Bundesliga

Hannover-Boss Kind fordert Gehaltsobergrenzen

Martin Kind, der Präsidenten des Fußball-Zweitligisten Hannover 96, spricht sich für einen Salary Cap – und fordert Geisterspiele.

Martin Kind, Präsident des Fußball-Zweitligisten Hannover 96, befürwortet Gehaltsobergrenzen.

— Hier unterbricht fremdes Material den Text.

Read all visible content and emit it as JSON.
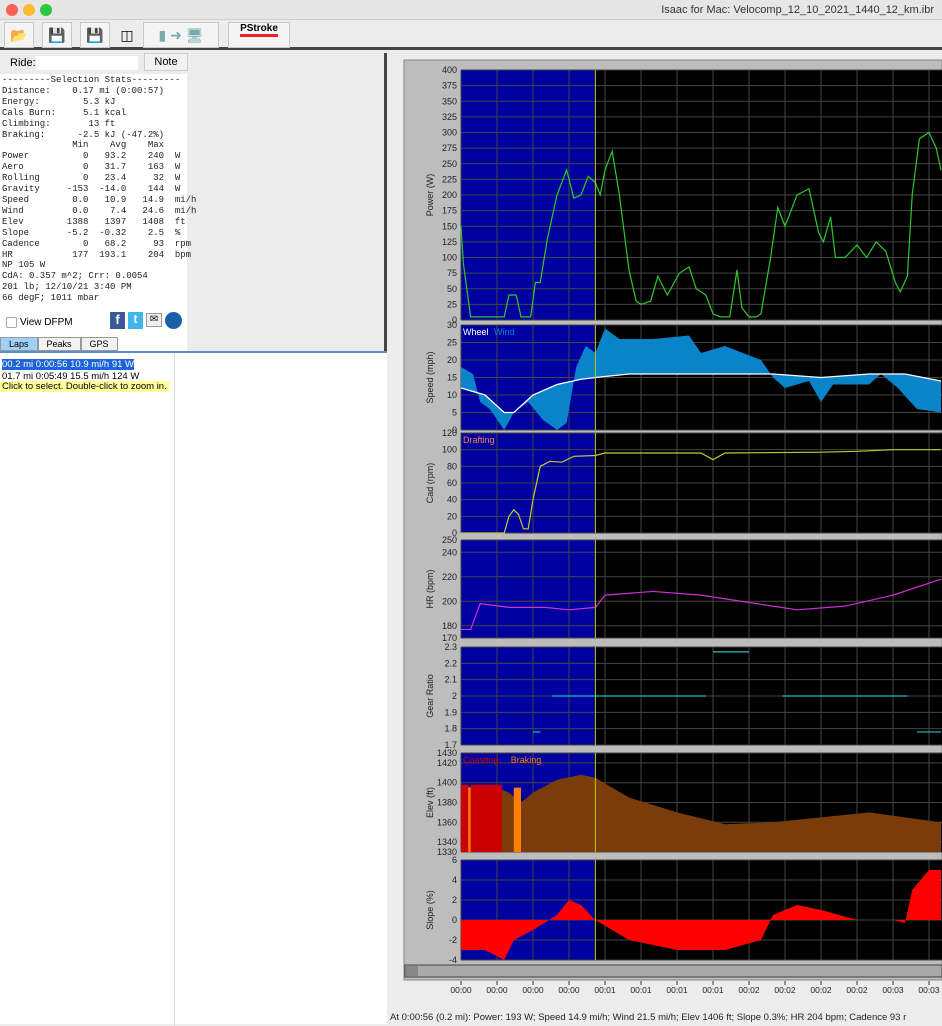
{
  "window": {
    "title": "Isaac for Mac:  Velocomp_12_10_2021_1440_12_km.ibr"
  },
  "toolbar": {
    "buttons": [
      {
        "icon": "open-folder-icon"
      },
      {
        "icon": "save-icon"
      },
      {
        "icon": "save-as-icon"
      },
      {
        "icon": "usb-icon"
      },
      {
        "icon": "device-to-computer-icon"
      },
      {
        "icon": "pstroke-icon",
        "label": "PStroke"
      }
    ]
  },
  "ride": {
    "label": "Ride:",
    "value": "",
    "note_label": "Note"
  },
  "stats": {
    "lines": [
      "---------Selection Stats---------",
      "Distance:    0.17 mi (0:00:57)",
      "Energy:        5.3 kJ",
      "Cals Burn:     5.1 kcal",
      "Climbing:       13 ft",
      "Braking:      -2.5 kJ (-47.2%)",
      "             Min    Avg    Max",
      "Power          0   93.2    240  W",
      "Aero           0   31.7    163  W",
      "Rolling        0   23.4     32  W",
      "Gravity     -153  -14.0    144  W",
      "Speed        0.0   10.9   14.9  mi/h",
      "Wind         0.0    7.4   24.6  mi/h",
      "Elev        1388   1397   1408  ft",
      "Slope       -5.2  -0.32    2.5  %",
      "Cadence        0   68.2     93  rpm",
      "HR           177  193.1    204  bpm",
      "NP 105 W",
      "CdA: 0.357 m^2; Crr: 0.0054",
      "201 lb; 12/10/21 3:40 PM",
      "66 degF; 1011 mbar"
    ]
  },
  "view_dfpm": {
    "label": "View DFPM",
    "checked": false
  },
  "share_icons": [
    "facebook-icon",
    "twitter-icon",
    "email-icon",
    "globe-icon"
  ],
  "tabs": [
    {
      "label": "Laps",
      "selected": true
    },
    {
      "label": "Peaks"
    },
    {
      "label": "GPS"
    }
  ],
  "laps": [
    "00.2 mi  0:00:56  10.9 mi/h  91 W",
    "01.7 mi  0:05:49  15.5 mi/h  124 W"
  ],
  "tooltip": "Click to select. Double-click to zoom in.",
  "status_bar": "At 0:00:56 (0.2 mi): Power: 193 W; Speed 14.9 mi/h; Wind 21.5 mi/h; Elev 1406 ft; Slope 0.3%; HR 204 bpm; Cadence 93 r",
  "colors": {
    "selection": "#0000a0",
    "plot_bg": "#000000",
    "power": "#2ec82e",
    "wind": "#0a84c8",
    "wheel": "#ffffff",
    "cadence": "#c8c832",
    "hr": "#d030d0",
    "gear": "#20c0c0",
    "elev": "#7a3c0a",
    "coasting": "#cc0000",
    "braking": "#ff7f00",
    "slope": "#ff0000"
  },
  "x_axis": {
    "ticks": [
      "00:00",
      "00:00",
      "00:00",
      "00:00",
      "00:01",
      "00:01",
      "00:01",
      "00:01",
      "00:02",
      "00:02",
      "00:02",
      "00:02",
      "00:03",
      "00:03"
    ]
  },
  "selection_end_s": 56,
  "chart_data": [
    {
      "type": "line",
      "ylabel": "Power (W)",
      "ylim": [
        0,
        400
      ],
      "yticks": [
        0,
        25,
        50,
        75,
        100,
        125,
        150,
        175,
        200,
        225,
        250,
        275,
        300,
        325,
        350,
        375,
        400
      ],
      "series": [
        {
          "color": "#2ec82e",
          "points": [
            [
              0,
              150
            ],
            [
              1,
              90
            ],
            [
              4,
              5
            ],
            [
              18,
              5
            ],
            [
              20,
              40
            ],
            [
              23,
              40
            ],
            [
              25,
              5
            ],
            [
              29,
              5
            ],
            [
              31,
              60
            ],
            [
              33,
              60
            ],
            [
              36,
              130
            ],
            [
              40,
              200
            ],
            [
              44,
              240
            ],
            [
              47,
              195
            ],
            [
              50,
              200
            ],
            [
              53,
              230
            ],
            [
              56,
              220
            ],
            [
              58,
              200
            ],
            [
              60,
              240
            ],
            [
              63,
              270
            ],
            [
              66,
              200
            ],
            [
              70,
              80
            ],
            [
              73,
              30
            ],
            [
              75,
              25
            ],
            [
              79,
              30
            ],
            [
              82,
              70
            ],
            [
              84,
              55
            ],
            [
              86,
              40
            ],
            [
              91,
              75
            ],
            [
              95,
              85
            ],
            [
              98,
              50
            ],
            [
              102,
              40
            ],
            [
              105,
              10
            ],
            [
              108,
              5
            ],
            [
              112,
              5
            ],
            [
              115,
              80
            ],
            [
              117,
              20
            ],
            [
              120,
              5
            ],
            [
              123,
              5
            ],
            [
              125,
              10
            ],
            [
              129,
              100
            ],
            [
              132,
              180
            ],
            [
              135,
              150
            ],
            [
              140,
              200
            ],
            [
              145,
              210
            ],
            [
              149,
              140
            ],
            [
              151,
              125
            ],
            [
              154,
              165
            ],
            [
              156,
              100
            ],
            [
              160,
              100
            ],
            [
              165,
              120
            ],
            [
              169,
              100
            ],
            [
              173,
              125
            ],
            [
              177,
              110
            ],
            [
              181,
              60
            ],
            [
              183,
              45
            ],
            [
              186,
              70
            ],
            [
              188,
              200
            ],
            [
              191,
              290
            ],
            [
              195,
              300
            ],
            [
              198,
              275
            ],
            [
              200,
              240
            ]
          ]
        }
      ]
    },
    {
      "type": "area",
      "ylabel": "Speed (mph)",
      "ylim": [
        0,
        30
      ],
      "yticks": [
        0,
        5,
        10,
        15,
        20,
        25,
        30
      ],
      "legend": [
        "Wheel",
        "Wind"
      ],
      "series": [
        {
          "name": "Wheel",
          "points": [
            [
              0,
              12
            ],
            [
              10,
              10
            ],
            [
              18,
              5
            ],
            [
              22,
              5
            ],
            [
              30,
              10
            ],
            [
              40,
              13
            ],
            [
              50,
              14.5
            ],
            [
              56,
              15
            ],
            [
              70,
              16
            ],
            [
              130,
              16
            ],
            [
              150,
              15
            ],
            [
              170,
              16
            ],
            [
              185,
              16
            ],
            [
              200,
              14
            ]
          ]
        },
        {
          "name": "Wind",
          "points": [
            [
              0,
              18
            ],
            [
              5,
              16
            ],
            [
              8,
              8
            ],
            [
              12,
              6
            ],
            [
              18,
              0
            ],
            [
              22,
              5
            ],
            [
              28,
              8
            ],
            [
              34,
              3
            ],
            [
              40,
              0
            ],
            [
              44,
              2
            ],
            [
              48,
              18
            ],
            [
              52,
              24
            ],
            [
              56,
              22
            ],
            [
              60,
              29
            ],
            [
              66,
              26
            ],
            [
              80,
              26
            ],
            [
              95,
              27
            ],
            [
              100,
              22
            ],
            [
              110,
              24
            ],
            [
              125,
              20
            ],
            [
              130,
              15
            ],
            [
              135,
              12
            ],
            [
              145,
              14
            ],
            [
              150,
              8
            ],
            [
              155,
              13
            ],
            [
              170,
              13
            ],
            [
              175,
              16
            ],
            [
              182,
              12
            ],
            [
              190,
              6
            ],
            [
              200,
              5
            ]
          ]
        }
      ]
    },
    {
      "type": "line",
      "ylabel": "Cad (rpm)",
      "ylim": [
        0,
        120
      ],
      "yticks": [
        0,
        20,
        40,
        60,
        80,
        100,
        120
      ],
      "legend": [
        "Drafting"
      ],
      "series": [
        {
          "color": "#c8c832",
          "points": [
            [
              0,
              0
            ],
            [
              18,
              0
            ],
            [
              20,
              20
            ],
            [
              22,
              28
            ],
            [
              24,
              22
            ],
            [
              26,
              5
            ],
            [
              28,
              5
            ],
            [
              30,
              40
            ],
            [
              33,
              80
            ],
            [
              37,
              86
            ],
            [
              42,
              85
            ],
            [
              47,
              92
            ],
            [
              56,
              93
            ],
            [
              60,
              96
            ],
            [
              100,
              96
            ],
            [
              105,
              88
            ],
            [
              110,
              96
            ],
            [
              150,
              97
            ],
            [
              165,
              98
            ],
            [
              180,
              100
            ],
            [
              200,
              100
            ]
          ]
        }
      ]
    },
    {
      "type": "line",
      "ylabel": "HR (bpm)",
      "ylim": [
        170,
        250
      ],
      "yticks": [
        170,
        180,
        200,
        220,
        240,
        250
      ],
      "series": [
        {
          "color": "#d030d0",
          "points": [
            [
              0,
              177
            ],
            [
              4,
              177
            ],
            [
              8,
              198
            ],
            [
              20,
              195
            ],
            [
              35,
              195
            ],
            [
              45,
              193
            ],
            [
              56,
              195
            ],
            [
              60,
              205
            ],
            [
              80,
              208
            ],
            [
              100,
              205
            ],
            [
              140,
              193
            ],
            [
              160,
              196
            ],
            [
              180,
              205
            ],
            [
              200,
              218
            ]
          ]
        }
      ]
    },
    {
      "type": "segments",
      "ylabel": "Gear Ratio",
      "ylim": [
        1.7,
        2.3
      ],
      "yticks": [
        1.7,
        1.8,
        1.9,
        2,
        2.1,
        2.2,
        2.3
      ],
      "segments": [
        [
          30,
          33,
          1.78
        ],
        [
          38,
          102,
          2.0
        ],
        [
          105,
          120,
          2.27
        ],
        [
          134,
          186,
          2.0
        ],
        [
          190,
          200,
          1.78
        ]
      ]
    },
    {
      "type": "area",
      "ylabel": "Elev (ft)",
      "ylim": [
        1330,
        1430
      ],
      "yticks": [
        1330,
        1340,
        1360,
        1380,
        1400,
        1420,
        1430
      ],
      "legend": [
        "Coasting",
        "Braking"
      ],
      "points": [
        [
          0,
          1398
        ],
        [
          5,
          1395
        ],
        [
          15,
          1395
        ],
        [
          20,
          1390
        ],
        [
          25,
          1380
        ],
        [
          30,
          1390
        ],
        [
          40,
          1403
        ],
        [
          50,
          1408
        ],
        [
          56,
          1405
        ],
        [
          70,
          1385
        ],
        [
          90,
          1370
        ],
        [
          110,
          1358
        ],
        [
          130,
          1360
        ],
        [
          150,
          1365
        ],
        [
          170,
          1370
        ],
        [
          185,
          1365
        ],
        [
          200,
          1360
        ]
      ],
      "coasting": [
        [
          0,
          3
        ],
        [
          4,
          17
        ]
      ],
      "braking": [
        [
          3,
          4
        ],
        [
          22,
          25
        ]
      ]
    },
    {
      "type": "area",
      "ylabel": "Slope (%)",
      "ylim": [
        -4,
        6
      ],
      "yticks": [
        -4,
        -2,
        0,
        2,
        4,
        6
      ],
      "points": [
        [
          0,
          -3
        ],
        [
          10,
          -3
        ],
        [
          18,
          -4
        ],
        [
          22,
          -2
        ],
        [
          30,
          -1
        ],
        [
          40,
          0.5
        ],
        [
          45,
          2
        ],
        [
          50,
          1.5
        ],
        [
          56,
          0
        ],
        [
          70,
          -2
        ],
        [
          90,
          -3
        ],
        [
          110,
          -3
        ],
        [
          125,
          -2
        ],
        [
          130,
          0.5
        ],
        [
          140,
          1.5
        ],
        [
          150,
          1
        ],
        [
          165,
          0
        ],
        [
          180,
          0
        ],
        [
          185,
          -0.3
        ],
        [
          188,
          3
        ],
        [
          195,
          5
        ],
        [
          200,
          5
        ]
      ]
    }
  ]
}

Martin Kind, Präsident des Fußball-Zweitligisten Hannover 96, befürwortet Gehaltsobergrenzen.

Foto: Peter Steffen / dpa

München. Hannovers Mehrheitsgesellschafter Martin Kind hat sich in der Diskussion über die Lehren aus der Coronavirus-Krise für eine Gehaltsobergrenze im Profi-Fußball ausgesprochen. „Es gibt keine Denkverbote. Da gehört so ein Modell dazu“, sagte Kind am Sonntag in der TV-Sendung „Doppelpass“ von Sport1.

Ein sogenannter Salary Cap ist zum Beispiel in die Profiligen in den USA bereits gängige Praxis. Vereine dürfen dort nur eine bestimmte Summe an Geld für die Gehälter der Spieler ausgeben. „Ich bin für einen Salary Cap“, sagte Kind.

Kind setzt auf Geisterspiele

Zudem setzt der Boss des niedersächsischen Fußball-Zweitligisten wie die DFL auf Geisterspiele. Nur so könne sichergestellt werden, dass die nächste Rate der TV-Gelder ausgezahlt wird. Und ohne diese Gelder würde es für alle Vereine schwer, prophezeite Kind.

„Ich kann schon jetzt sicher sagen: Dann wird kein Verein in der Lage sein, eine seriöse Finanzierung sicher zu stellen“, sagte Kind.